Ces deux caractéristiques sont éminemment favorables à l’instauration de
colonies basées sur la propriété collective, mais, selon Prosper Enfantin, elles
ne seront conformes à ses conceptions qu’à trois conditions :
1- « Que la propriété soit
collective, qu'elle soit propriété du corps, qu'elle soit dirigée et
administrée hiérarchiquement, conformément aux grades obtenus … par un
service réparti également sur tous. ». Pour Prosper Enfantin, cette propriété collective
dans les colonies militaires est, non seulement utile, mais aussi nécessaire :
. Dans les endroits où ces
colonies seront implantées, la grande culture est la seule qui soit praticable
et rentable.
. Avant toute culture, il sera nécessaire que soient accomplis « les travaux de défense, de conservation, ceux
d'irrigation et de communication », ce qui implique la
participation de tous. Si la propriété
du sol était individuelle, cette mise en commun des efforts de tous serait
quasiment impossible.
. Enfin, dans les systèmes de travail
collectif, l’aisance et la réussite viennent plus rapidement que dans les
colonies où règne le régime de la propriété individuelle.
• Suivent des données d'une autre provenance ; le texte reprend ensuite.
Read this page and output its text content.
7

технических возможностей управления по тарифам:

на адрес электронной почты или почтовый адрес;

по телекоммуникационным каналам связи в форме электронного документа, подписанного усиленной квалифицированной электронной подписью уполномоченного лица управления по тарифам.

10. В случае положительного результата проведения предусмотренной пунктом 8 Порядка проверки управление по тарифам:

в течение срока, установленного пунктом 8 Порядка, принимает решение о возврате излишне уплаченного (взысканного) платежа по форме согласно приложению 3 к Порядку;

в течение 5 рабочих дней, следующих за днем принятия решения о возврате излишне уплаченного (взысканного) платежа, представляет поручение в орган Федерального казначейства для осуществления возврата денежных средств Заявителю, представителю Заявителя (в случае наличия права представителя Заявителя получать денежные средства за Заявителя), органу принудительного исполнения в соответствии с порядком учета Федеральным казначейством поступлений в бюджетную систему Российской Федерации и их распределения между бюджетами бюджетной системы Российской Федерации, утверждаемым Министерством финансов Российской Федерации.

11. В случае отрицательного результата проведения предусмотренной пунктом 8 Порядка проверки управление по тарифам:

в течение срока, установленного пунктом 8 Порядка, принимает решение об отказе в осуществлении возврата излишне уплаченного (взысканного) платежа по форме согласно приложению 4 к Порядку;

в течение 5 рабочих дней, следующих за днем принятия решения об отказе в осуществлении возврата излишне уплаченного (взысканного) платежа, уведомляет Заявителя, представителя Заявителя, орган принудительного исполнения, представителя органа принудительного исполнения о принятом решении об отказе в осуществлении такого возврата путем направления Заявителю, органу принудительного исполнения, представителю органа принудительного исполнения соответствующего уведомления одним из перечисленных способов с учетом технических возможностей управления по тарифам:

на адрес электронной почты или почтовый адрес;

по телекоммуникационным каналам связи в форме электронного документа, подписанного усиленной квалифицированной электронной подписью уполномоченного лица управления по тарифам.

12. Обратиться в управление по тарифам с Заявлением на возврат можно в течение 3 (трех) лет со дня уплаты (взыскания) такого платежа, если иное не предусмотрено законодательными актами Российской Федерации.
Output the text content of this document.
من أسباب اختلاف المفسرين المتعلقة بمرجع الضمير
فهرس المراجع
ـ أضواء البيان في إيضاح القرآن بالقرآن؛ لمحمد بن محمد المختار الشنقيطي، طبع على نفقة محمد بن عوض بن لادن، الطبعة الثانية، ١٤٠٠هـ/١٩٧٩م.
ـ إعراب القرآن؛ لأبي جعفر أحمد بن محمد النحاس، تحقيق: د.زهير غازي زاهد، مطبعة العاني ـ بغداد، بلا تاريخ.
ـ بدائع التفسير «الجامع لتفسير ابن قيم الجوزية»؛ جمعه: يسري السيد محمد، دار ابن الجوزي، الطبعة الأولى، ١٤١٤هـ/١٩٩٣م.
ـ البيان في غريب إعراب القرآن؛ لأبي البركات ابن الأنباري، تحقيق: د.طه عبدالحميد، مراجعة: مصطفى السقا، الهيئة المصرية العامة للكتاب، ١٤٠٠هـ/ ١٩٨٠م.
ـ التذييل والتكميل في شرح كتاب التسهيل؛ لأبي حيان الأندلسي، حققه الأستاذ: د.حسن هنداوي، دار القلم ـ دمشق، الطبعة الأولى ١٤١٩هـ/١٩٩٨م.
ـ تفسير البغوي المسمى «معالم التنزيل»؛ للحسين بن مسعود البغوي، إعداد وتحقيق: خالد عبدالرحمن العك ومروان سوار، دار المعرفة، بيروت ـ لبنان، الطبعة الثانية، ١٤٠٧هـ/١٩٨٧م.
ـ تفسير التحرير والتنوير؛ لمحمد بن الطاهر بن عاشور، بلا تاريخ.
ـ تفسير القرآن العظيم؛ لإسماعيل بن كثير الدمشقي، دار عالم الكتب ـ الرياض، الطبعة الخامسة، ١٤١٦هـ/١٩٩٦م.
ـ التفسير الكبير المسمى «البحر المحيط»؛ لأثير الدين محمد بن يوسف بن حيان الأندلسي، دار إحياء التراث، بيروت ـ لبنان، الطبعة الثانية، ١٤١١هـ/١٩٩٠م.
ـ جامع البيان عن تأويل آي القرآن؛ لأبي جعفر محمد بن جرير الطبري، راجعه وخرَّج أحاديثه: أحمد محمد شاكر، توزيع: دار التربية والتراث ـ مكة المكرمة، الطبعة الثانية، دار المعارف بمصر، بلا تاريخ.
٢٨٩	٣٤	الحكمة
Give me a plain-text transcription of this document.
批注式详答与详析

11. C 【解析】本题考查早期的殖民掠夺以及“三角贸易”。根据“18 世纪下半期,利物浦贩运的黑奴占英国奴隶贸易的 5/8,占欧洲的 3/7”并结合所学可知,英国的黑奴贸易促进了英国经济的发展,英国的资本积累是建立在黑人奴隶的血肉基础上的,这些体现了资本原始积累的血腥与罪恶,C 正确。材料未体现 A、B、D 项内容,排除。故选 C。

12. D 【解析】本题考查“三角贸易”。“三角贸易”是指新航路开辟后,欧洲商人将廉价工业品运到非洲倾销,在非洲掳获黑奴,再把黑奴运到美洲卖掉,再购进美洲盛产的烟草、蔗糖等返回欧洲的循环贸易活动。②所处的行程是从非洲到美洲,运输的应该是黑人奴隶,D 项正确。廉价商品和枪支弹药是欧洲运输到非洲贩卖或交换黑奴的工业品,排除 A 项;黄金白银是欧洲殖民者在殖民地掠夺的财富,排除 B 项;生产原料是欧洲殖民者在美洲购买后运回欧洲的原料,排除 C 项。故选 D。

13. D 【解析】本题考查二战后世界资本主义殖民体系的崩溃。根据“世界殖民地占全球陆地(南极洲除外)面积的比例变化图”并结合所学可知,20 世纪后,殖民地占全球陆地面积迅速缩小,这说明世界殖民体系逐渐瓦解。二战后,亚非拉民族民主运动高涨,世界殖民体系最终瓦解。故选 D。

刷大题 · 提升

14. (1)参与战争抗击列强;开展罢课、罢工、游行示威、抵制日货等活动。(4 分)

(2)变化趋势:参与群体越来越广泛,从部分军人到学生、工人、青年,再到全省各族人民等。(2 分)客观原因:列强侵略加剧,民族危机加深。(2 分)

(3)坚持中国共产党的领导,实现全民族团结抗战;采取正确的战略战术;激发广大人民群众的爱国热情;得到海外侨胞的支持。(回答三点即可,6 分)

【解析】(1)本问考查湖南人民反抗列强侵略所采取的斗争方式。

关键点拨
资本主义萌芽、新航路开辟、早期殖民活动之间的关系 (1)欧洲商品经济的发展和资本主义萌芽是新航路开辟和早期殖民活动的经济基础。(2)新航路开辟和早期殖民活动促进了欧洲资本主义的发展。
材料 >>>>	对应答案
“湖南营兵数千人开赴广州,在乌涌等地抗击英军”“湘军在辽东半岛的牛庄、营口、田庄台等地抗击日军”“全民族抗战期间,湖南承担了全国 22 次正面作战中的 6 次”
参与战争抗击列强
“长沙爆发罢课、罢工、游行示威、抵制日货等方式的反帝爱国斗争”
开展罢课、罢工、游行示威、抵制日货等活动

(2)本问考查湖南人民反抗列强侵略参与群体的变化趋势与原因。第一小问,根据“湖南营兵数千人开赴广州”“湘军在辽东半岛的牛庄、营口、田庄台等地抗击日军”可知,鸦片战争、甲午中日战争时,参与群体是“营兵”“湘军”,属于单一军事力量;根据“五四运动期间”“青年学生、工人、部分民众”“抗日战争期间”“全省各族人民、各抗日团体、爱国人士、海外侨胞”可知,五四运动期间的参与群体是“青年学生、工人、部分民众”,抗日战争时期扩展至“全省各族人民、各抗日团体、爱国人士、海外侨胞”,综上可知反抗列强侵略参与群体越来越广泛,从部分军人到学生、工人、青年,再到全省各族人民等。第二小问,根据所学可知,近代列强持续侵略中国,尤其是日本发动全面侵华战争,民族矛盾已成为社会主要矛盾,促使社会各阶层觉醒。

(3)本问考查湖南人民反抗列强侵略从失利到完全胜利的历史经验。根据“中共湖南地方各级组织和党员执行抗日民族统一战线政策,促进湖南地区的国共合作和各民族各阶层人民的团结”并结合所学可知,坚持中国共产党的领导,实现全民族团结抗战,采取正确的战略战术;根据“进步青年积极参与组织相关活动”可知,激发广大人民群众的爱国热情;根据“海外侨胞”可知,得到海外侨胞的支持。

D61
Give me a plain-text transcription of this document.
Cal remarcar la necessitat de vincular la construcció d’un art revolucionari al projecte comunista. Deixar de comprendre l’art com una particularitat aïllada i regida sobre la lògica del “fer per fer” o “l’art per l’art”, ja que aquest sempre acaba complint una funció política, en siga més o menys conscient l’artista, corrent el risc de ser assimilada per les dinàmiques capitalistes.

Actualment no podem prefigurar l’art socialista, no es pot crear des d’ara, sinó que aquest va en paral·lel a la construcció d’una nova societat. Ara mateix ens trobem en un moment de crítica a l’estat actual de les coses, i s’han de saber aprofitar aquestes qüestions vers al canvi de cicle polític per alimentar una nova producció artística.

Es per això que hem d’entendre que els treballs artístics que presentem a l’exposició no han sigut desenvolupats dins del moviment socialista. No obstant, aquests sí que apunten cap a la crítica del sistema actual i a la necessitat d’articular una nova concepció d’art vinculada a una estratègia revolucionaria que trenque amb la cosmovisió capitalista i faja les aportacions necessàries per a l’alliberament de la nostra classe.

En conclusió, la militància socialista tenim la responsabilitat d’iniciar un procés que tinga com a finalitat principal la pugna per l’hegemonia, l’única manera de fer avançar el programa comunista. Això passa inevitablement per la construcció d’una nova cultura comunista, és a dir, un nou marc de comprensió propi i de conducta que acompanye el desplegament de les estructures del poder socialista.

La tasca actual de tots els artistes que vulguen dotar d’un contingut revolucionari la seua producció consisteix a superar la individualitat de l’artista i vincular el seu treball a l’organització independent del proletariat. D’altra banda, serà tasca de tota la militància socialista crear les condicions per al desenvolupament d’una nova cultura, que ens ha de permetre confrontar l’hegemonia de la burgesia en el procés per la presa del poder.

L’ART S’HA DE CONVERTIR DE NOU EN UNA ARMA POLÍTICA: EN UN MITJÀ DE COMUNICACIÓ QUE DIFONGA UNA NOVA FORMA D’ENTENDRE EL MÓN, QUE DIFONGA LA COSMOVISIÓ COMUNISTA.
2- « Que tout motif de tendance à la propriété
individuelle, à l’égoïsme des intérêts particuliers, …soit combattu et ne
trouble pas l'esprit de corps et la discipline, indispensables à la force, à la
sécurité des colonies militaires que, tous apprennent à respecter
la propriété commune comme une propriété commune, comme une propriété du
drapeau, comme le signe de la bravoure et de la force du corps, et qu'ils soient
excités ainsi à la cultiver., à l'améliorer, à l'enrichir, et à ne jamais
lui causer dommage ». Pour cela, l’auteur compte à la fois sur l’éducation
des colons militaires mais aussi aux encouragements procurés par un équitable
avancement et par un système de récompense pour leurs travaux personnels.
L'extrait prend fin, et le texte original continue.